Tried to write this last night - first night in many I've had some time to sit down properly - and MN wouldn't work at all. FFS.
It still won't show me all the thread but from what I've read, I also used to hate Seashell Cafes and such. However lockdown and thousands of days (it has been that long hasn't it?!) of homeschooling have fried my brain and made me appreciate their restfulness considerably more 
Well, I missed the first thread of 2021 but will add this year's on here, might even finish the 2020 thread just to remind me next time what my total was! Thank you to southeast for the new threads and
to @magimedi, I am very sorry for your loss.
My 2021 list so far is:
- Ruth Ware - One by One
Work event is held at a ski lodge and - ahem - one by one the inhabitants are killed. Billed as a claustrophobic thriller which to be fair, it was for a while, but I quickly got bored with the (extensive) descriptions of skiing and everything that comes with it. Could happily have cut out a few chapters and quite a lot of skiing talk and it would have much improved it for me.

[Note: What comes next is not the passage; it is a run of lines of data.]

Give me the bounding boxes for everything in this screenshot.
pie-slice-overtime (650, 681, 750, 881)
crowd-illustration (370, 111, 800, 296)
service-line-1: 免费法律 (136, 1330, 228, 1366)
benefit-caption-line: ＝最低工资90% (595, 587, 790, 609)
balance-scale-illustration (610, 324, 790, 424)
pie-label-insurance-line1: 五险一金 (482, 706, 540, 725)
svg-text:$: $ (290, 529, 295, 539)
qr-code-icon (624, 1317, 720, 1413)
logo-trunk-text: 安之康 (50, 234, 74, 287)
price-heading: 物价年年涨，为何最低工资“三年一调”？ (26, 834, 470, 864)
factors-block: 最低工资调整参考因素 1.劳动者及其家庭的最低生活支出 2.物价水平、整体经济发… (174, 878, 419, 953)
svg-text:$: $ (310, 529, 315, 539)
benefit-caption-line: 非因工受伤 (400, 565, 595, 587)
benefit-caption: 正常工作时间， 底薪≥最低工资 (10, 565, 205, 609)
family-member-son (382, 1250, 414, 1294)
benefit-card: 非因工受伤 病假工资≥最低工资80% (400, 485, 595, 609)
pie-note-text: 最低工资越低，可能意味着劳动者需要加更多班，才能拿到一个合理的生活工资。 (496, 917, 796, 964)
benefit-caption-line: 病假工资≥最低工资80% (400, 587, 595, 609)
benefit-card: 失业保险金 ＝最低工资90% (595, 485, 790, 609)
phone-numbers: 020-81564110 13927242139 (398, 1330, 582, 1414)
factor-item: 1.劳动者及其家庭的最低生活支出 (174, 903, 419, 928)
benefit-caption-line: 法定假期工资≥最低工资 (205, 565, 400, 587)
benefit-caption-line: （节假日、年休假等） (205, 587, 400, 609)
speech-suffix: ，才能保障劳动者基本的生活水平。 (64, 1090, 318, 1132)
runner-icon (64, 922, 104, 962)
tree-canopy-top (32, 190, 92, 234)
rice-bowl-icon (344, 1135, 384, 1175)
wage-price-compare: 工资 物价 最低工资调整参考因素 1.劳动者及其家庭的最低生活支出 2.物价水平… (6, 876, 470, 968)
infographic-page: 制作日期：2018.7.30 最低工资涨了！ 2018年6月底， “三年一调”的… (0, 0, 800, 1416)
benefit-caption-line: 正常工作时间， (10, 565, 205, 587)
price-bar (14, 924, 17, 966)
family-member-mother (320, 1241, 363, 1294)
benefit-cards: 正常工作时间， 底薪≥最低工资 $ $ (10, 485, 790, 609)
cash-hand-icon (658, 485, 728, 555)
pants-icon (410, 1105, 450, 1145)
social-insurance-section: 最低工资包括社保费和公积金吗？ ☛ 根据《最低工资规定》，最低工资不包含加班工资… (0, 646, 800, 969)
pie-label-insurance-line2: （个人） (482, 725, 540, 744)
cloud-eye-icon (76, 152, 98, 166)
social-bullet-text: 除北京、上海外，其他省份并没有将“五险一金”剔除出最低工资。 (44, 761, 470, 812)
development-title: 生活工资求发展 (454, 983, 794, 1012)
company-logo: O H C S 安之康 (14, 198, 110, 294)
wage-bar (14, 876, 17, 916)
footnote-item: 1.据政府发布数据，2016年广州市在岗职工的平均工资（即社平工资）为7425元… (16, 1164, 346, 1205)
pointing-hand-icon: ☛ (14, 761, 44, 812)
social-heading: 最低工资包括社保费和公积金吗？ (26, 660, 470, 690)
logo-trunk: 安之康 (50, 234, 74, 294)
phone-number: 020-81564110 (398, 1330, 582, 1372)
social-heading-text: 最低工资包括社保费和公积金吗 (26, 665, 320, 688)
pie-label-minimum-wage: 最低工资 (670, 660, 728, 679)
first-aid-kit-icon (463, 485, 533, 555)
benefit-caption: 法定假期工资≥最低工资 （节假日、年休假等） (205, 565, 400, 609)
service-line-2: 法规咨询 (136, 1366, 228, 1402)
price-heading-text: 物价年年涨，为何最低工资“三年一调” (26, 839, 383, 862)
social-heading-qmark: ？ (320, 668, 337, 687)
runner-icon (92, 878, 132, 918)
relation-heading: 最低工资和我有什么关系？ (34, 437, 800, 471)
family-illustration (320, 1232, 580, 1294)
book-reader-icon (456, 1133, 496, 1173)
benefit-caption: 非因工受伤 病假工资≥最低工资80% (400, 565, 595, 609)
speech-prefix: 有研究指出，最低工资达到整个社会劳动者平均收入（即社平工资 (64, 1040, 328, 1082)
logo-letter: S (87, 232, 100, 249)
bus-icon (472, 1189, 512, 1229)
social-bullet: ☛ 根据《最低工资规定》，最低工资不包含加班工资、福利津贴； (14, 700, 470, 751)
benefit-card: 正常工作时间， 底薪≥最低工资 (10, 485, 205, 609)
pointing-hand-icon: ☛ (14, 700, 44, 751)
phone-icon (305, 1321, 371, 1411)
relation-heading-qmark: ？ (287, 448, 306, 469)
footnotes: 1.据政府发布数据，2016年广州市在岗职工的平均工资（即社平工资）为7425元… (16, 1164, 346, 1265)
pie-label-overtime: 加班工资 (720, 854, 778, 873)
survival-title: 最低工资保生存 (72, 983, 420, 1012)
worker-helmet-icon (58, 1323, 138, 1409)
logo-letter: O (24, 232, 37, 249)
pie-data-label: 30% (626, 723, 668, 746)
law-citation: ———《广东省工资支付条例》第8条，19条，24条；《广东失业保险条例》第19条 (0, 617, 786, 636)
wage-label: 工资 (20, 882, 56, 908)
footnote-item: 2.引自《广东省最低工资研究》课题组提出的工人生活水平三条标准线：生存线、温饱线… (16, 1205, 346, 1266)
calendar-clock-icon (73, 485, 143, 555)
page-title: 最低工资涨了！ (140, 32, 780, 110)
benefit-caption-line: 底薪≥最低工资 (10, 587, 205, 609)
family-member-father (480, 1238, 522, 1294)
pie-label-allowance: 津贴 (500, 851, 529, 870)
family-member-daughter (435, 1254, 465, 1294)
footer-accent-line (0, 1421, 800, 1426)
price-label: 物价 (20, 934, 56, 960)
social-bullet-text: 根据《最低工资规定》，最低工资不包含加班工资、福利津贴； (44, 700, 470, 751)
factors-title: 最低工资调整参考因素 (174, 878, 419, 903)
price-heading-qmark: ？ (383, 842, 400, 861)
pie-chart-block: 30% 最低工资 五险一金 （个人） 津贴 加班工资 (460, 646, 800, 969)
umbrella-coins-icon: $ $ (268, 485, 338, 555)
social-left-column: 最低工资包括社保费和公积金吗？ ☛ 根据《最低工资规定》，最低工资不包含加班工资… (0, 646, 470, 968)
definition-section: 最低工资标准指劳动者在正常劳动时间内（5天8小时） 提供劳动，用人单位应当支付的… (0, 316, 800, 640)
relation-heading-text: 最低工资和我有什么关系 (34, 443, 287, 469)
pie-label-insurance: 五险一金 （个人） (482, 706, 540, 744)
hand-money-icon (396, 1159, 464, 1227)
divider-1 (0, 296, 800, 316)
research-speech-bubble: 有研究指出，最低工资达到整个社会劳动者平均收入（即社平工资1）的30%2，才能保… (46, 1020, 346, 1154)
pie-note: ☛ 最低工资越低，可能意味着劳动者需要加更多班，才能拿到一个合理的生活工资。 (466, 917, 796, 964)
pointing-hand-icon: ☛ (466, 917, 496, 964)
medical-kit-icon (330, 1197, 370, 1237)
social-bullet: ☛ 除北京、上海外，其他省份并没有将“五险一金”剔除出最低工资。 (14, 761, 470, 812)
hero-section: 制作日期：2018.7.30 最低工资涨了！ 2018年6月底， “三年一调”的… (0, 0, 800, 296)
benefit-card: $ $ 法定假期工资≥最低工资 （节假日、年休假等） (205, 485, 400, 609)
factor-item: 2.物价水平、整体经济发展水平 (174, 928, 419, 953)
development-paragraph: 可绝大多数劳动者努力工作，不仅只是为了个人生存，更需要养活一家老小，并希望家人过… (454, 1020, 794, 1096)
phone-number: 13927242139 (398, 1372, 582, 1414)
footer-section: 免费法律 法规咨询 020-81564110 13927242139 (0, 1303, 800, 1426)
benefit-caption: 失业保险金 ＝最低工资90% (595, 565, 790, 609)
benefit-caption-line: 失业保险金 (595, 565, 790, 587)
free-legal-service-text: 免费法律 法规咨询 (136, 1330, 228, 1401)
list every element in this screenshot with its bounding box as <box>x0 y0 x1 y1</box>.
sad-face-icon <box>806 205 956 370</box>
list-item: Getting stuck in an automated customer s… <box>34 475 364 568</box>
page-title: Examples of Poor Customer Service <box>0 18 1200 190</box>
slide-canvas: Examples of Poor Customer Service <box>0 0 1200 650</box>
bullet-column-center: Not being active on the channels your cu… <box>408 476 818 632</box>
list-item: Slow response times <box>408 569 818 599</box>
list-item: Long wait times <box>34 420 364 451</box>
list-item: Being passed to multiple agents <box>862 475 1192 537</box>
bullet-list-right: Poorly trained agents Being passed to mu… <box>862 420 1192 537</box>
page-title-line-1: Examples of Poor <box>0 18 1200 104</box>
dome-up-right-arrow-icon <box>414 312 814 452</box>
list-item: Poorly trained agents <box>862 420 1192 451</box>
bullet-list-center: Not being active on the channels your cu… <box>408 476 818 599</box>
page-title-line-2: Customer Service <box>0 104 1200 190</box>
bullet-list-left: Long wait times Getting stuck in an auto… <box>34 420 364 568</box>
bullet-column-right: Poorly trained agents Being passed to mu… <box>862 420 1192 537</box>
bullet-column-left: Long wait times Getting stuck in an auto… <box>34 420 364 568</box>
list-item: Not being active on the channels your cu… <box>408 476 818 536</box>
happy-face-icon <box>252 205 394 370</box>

- Polly Crosby - The Illustrated Child
The daughter of a famous author is written into his books and becomes famous in her own right, whilst her home life remains strange, to say the least. Maybe I have zero patience these days but I just didn't get why this was so popular?! I mean it was interesting enough but again, could have been a bit shorter and the 'twist' as such wasn't that thrilling.
- Simon Mayo - Knife Edge
An entire investigations team in a news department is killed in one morning in separate attacks. The rest of the department are (understandably!) worried that they might be next. Bizarrely I enjoyed this a lot more once this got past the initial adrenaline rush, definitely worth a read. On a separate note I also enjoyed Simon Mayo's Itch books but gave the TV series up in disgust once I saw that the young teenage main character was being played by a man in his early 20s 
- MG Leonard & Sam Sedgman - Kidnap on the California Comet
Clever detective stories for kids, set on trains (sequel to one set in the UK) with illustrations which are key to the plot. Good for kids of 10+ I would have said, as they're also very descriptive of the geography and scenery, useful for home schooling 
- Sophie Hannah - The Killings at Kingfisher Hill
One of the new Poirot stories which featured an extremely
(overly) clever plot. In fact it was so clever that I've realised I can't remember what it was any more, and it's only a few days since I've finished it. Oh dear! Admittedly I did enjoy it at the time but don't think I'd revisit it, unlike an actual Agatha Christie.
- Emma Carroll - The Ghost Garden
More of a YA novella than an actual book but a nice quick read. A young girl thinks she's seeing events foreshadowing disaster but is she? Set just before WWI, to give you a clue...
- Chelsea Pitcher - This Lie Will Kill You
I am such a sucker for YA thrillers. Maybe because all the teenagers seem to live impossibly glamorous lives, which I can in no way relate to (they are all fantastically good looking, for a start) but still find strangely enthralling. Five teenagers are invited to creepy local mansion for implausible reason and then things start going wrong, all related to the events of the previous year which are veeerrryyyy slowly explained. The first two thirds were readable, the last third was frankly a bit dull but it was (thankfully) reasonably short - read and learn, Ruth Ware 
Oh, and a DNF - Julie Caplin - The Little Cafe in Copenhagen. I like books about food, I like reading about travel, I'd like to visit Copenhagen. This was just terribly written and could have done with a lot of proof reading
I got about six pages in and was so fed up with the lazy punctuation and sloppy writing that I gave up!